The term "automatic classification" refers to the software-based assignment of objects, data, or processes to predefined categories, classes, or risk levels using rules, algorithms, or machine learning. The goal of automatic classification is to speed up decision-making processes, reduce errors from manual assessments, and ensure consistent evaluations – for example, in risk assessment, document categorization, or customer prioritization.
Rule-based classification: Automated assignment based on fixed criteria such as thresholds or logical conditions.
AI-driven pattern recognition: Use of machine learning to identify and classify based on historical data.
Document classification: Automatic detection and categorization of documents by type, content, or sensitivity.
Risk assessment: Evaluation of transactions, customers, or processes according to defined risk criteria (e.g., in the financial sector).
Prioritization of cases: Automated categorization based on urgency or relevance, e.g., for service tickets or inquiries.
Product or item categorization: Automated grouping of products in e-commerce or inventory systems.

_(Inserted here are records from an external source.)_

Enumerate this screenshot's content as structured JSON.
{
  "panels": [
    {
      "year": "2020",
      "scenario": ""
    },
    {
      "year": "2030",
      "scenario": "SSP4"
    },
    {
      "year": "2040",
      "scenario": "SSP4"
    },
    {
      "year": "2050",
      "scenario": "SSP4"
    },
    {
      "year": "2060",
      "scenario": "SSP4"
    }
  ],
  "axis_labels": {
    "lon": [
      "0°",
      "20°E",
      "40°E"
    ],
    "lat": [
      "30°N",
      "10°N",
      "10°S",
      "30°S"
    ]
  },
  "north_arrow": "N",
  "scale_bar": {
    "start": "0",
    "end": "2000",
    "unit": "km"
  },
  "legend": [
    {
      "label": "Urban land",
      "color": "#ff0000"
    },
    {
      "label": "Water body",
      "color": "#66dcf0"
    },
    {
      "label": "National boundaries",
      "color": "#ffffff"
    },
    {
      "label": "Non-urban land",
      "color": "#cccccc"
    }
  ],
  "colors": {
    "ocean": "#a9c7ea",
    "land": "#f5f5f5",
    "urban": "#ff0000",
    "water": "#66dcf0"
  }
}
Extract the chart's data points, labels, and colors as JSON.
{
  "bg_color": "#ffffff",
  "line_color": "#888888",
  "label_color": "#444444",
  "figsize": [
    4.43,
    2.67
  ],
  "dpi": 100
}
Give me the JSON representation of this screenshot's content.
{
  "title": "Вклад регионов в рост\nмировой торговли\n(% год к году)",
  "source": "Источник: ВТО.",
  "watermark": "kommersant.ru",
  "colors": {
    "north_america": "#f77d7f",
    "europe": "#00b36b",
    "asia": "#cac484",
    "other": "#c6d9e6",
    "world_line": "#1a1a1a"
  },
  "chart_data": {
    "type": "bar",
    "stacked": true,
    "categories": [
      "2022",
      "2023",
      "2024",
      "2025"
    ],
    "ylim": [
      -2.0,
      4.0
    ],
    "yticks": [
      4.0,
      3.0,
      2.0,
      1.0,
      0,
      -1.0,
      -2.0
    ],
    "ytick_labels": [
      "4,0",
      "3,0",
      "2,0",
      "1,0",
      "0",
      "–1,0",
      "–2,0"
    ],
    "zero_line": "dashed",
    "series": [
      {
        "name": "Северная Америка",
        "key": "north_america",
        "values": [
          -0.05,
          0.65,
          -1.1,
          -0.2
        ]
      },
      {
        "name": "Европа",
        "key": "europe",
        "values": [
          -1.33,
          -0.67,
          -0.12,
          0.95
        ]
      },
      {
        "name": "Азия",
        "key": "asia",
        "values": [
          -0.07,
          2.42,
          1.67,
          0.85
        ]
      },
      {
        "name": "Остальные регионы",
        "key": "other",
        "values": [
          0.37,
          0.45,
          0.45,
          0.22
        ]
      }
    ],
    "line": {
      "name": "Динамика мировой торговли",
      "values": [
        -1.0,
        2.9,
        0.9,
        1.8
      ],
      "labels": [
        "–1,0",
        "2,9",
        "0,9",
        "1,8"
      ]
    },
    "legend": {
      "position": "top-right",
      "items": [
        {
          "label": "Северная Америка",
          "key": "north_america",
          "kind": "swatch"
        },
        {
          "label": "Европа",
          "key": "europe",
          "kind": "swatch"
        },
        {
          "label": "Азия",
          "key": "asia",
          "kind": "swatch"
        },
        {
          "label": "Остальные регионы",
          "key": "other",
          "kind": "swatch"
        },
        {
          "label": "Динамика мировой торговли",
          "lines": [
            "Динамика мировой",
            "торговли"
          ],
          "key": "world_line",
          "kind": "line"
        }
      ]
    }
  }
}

Language analysis for classification: Categorization of texts, emails, or chat logs by tone, content, or intent.
Automatic classification in email management: Assignment of incoming emails to departments or topics.
An insurance system automatically categorizes submitted claims by urgency and type of damage.
An e-commerce platform classifies newly listed products based on their descriptions.
A helpdesk system assigns incoming support requests to the appropriate topic and escalation level.
A financial institution automatically evaluates credit risks based on customer data and creditworthiness criteria.
A document management system automatically classifies scanned documents as contracts, invoices, or internal memos.